Now, whether 34.7 bits or 42 bits is to be considered high or low is not my area of expertise, and I am given to understand that this changes rapidly over time as computing technology advances.
You’re right. Looking at the source code (https://github.com/tytso/pwgen/blob/master/pw_phonemes.c#L59), the algorithm seems to be rather complicated, so I can’t say what the exact number of bits is. But we could certainly calculate an upper bound:
7 letters a-z which are either upper or lower case, plus an unknown digit at an unknown location, gives:
(26+26)⁷×10×8 = 82245736202240 possible passwords, giving log2(82245736202240) = 46.225006121875005 bits. Subtracting the bits for the 8×20 choices of passwords gives
log2((26+26)⁷×10×8)−log2(8×20) = 38.90307802698764 bits as an upper bound of the security of a password chosen by a user from the default output of pwgen(1). This is a bit more than the 34.7 bits I first thought it was, but not much more. And this is an upper bound; since I can see that the source code does not choose each character completely randomly and does, as you say, seem to prefer lower case letters, the correct number of bits is guaranteed to be lower than 38.9.

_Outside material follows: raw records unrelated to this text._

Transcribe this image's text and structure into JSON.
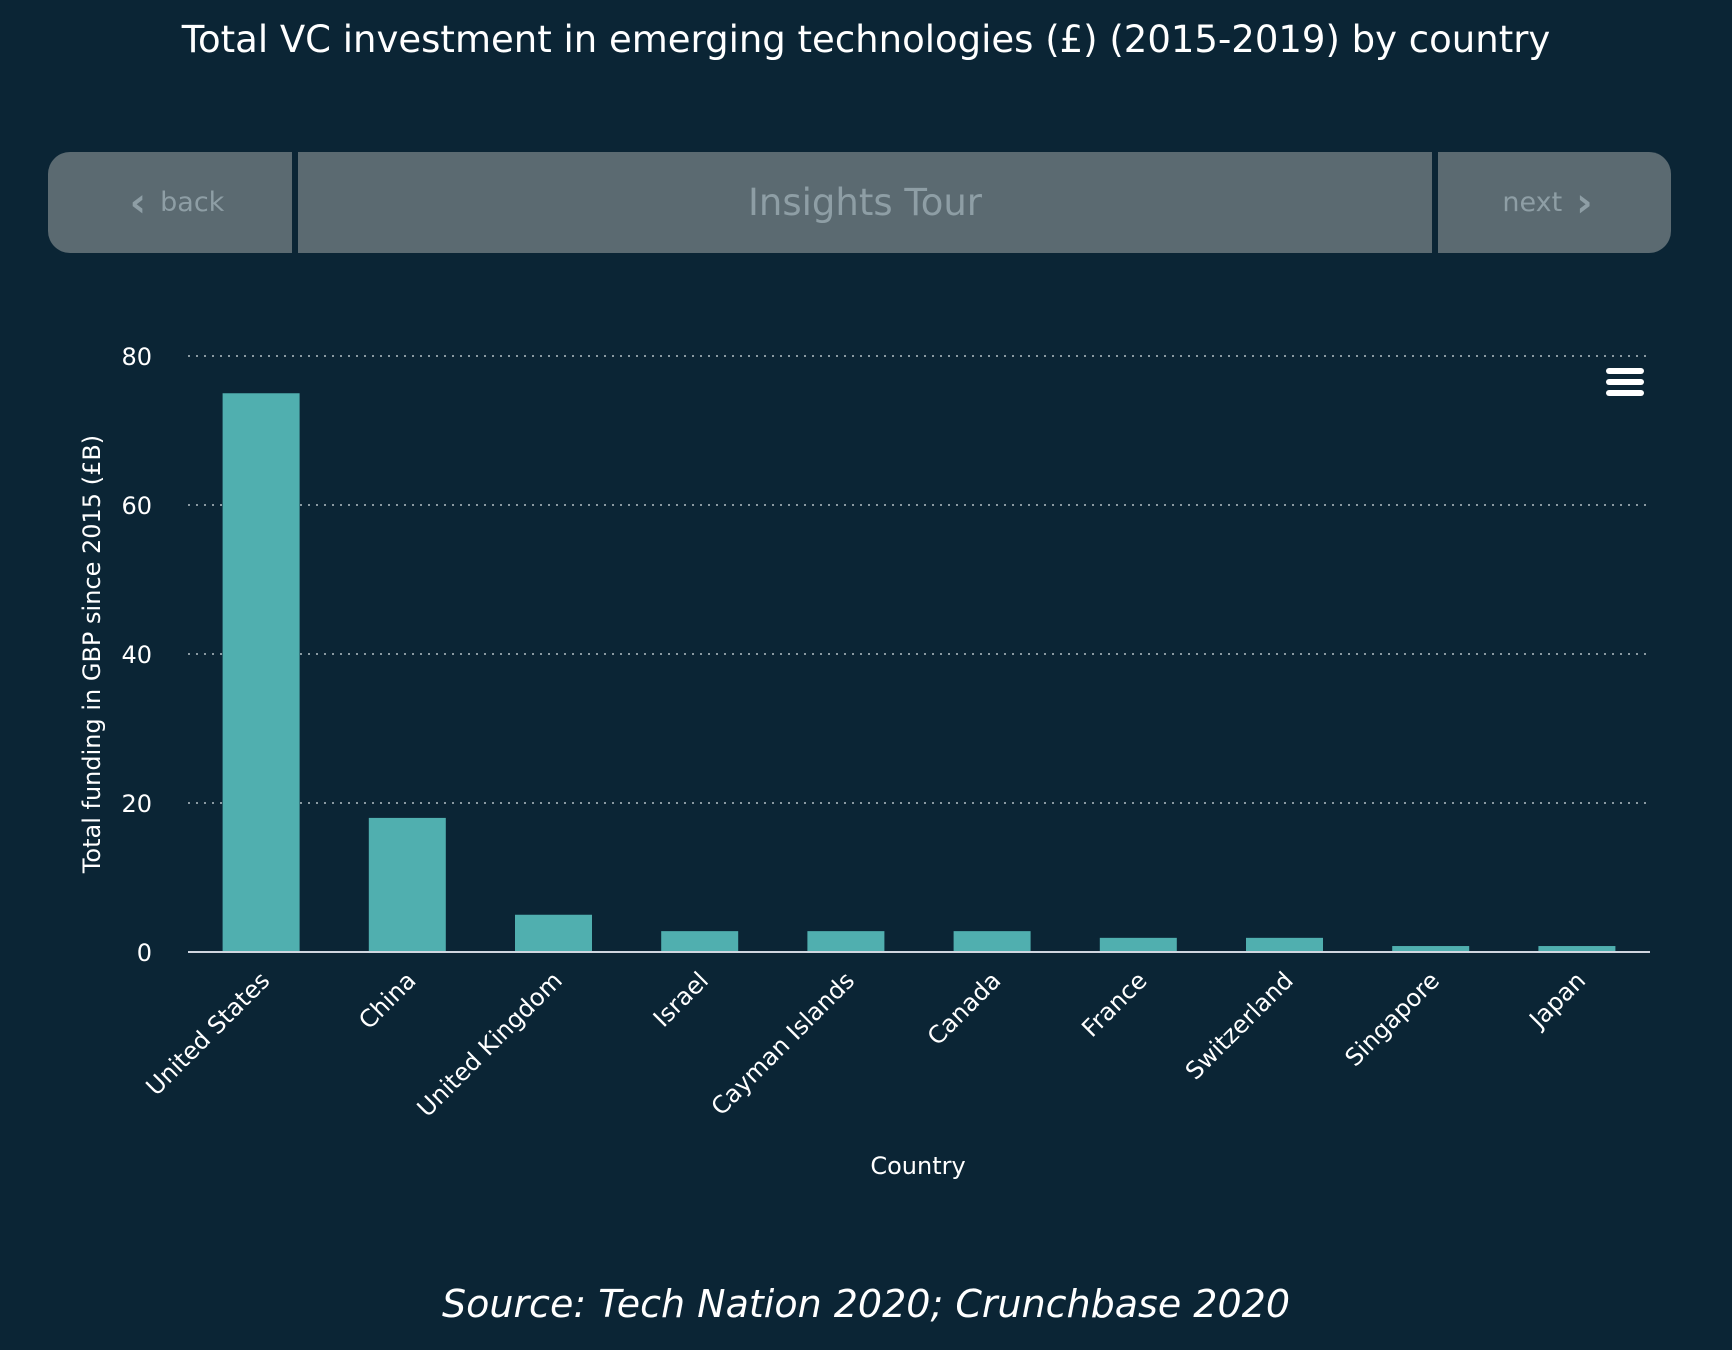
{
  "title": "Total VC investment in emerging technologies (£) (2015-2019) by country",
  "nav": {
    "back_label": "back",
    "center_label": "Insights Tour",
    "next_label": "next",
    "back_icon": "chevron-left-icon",
    "next_icon": "chevron-right-icon"
  },
  "menu_icon": "hamburger-menu-icon",
  "source": "Source: Tech Nation 2020; Crunchbase 2020",
  "chart_data": {
    "type": "bar",
    "title": "Total VC investment in emerging technologies (£) (2015-2019) by country",
    "xlabel": "Country",
    "ylabel": "Total funding in GBP since 2015 (£B)",
    "categories": [
      "United States",
      "China",
      "United Kingdom",
      "Israel",
      "Cayman Islands",
      "Canada",
      "France",
      "Switzerland",
      "Singapore",
      "Japan"
    ],
    "values": [
      75,
      18,
      5,
      2.8,
      2.8,
      2.8,
      1.9,
      1.9,
      0.8,
      0.8
    ],
    "ylim": [
      0,
      80
    ],
    "yticks": [
      "0",
      "20",
      "40",
      "60",
      "80"
    ],
    "grid": true,
    "bar_color": "#50afaf",
    "background": "#0b2535"
  }
}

I have no idea who is downvoting you; this is perfectly correct. In fact, one of the (minor) plot points in the quoted book is a cyphertext getting broken because the person generating one time pad keys looks at the letters!
Most likely from a "helpful" CS agent offering up the hint above. "It's really weird" or "I've never seen that one before" or just an odd chuckle. Anything an attacker could use to gain an advantage will be used to compromise you eventually.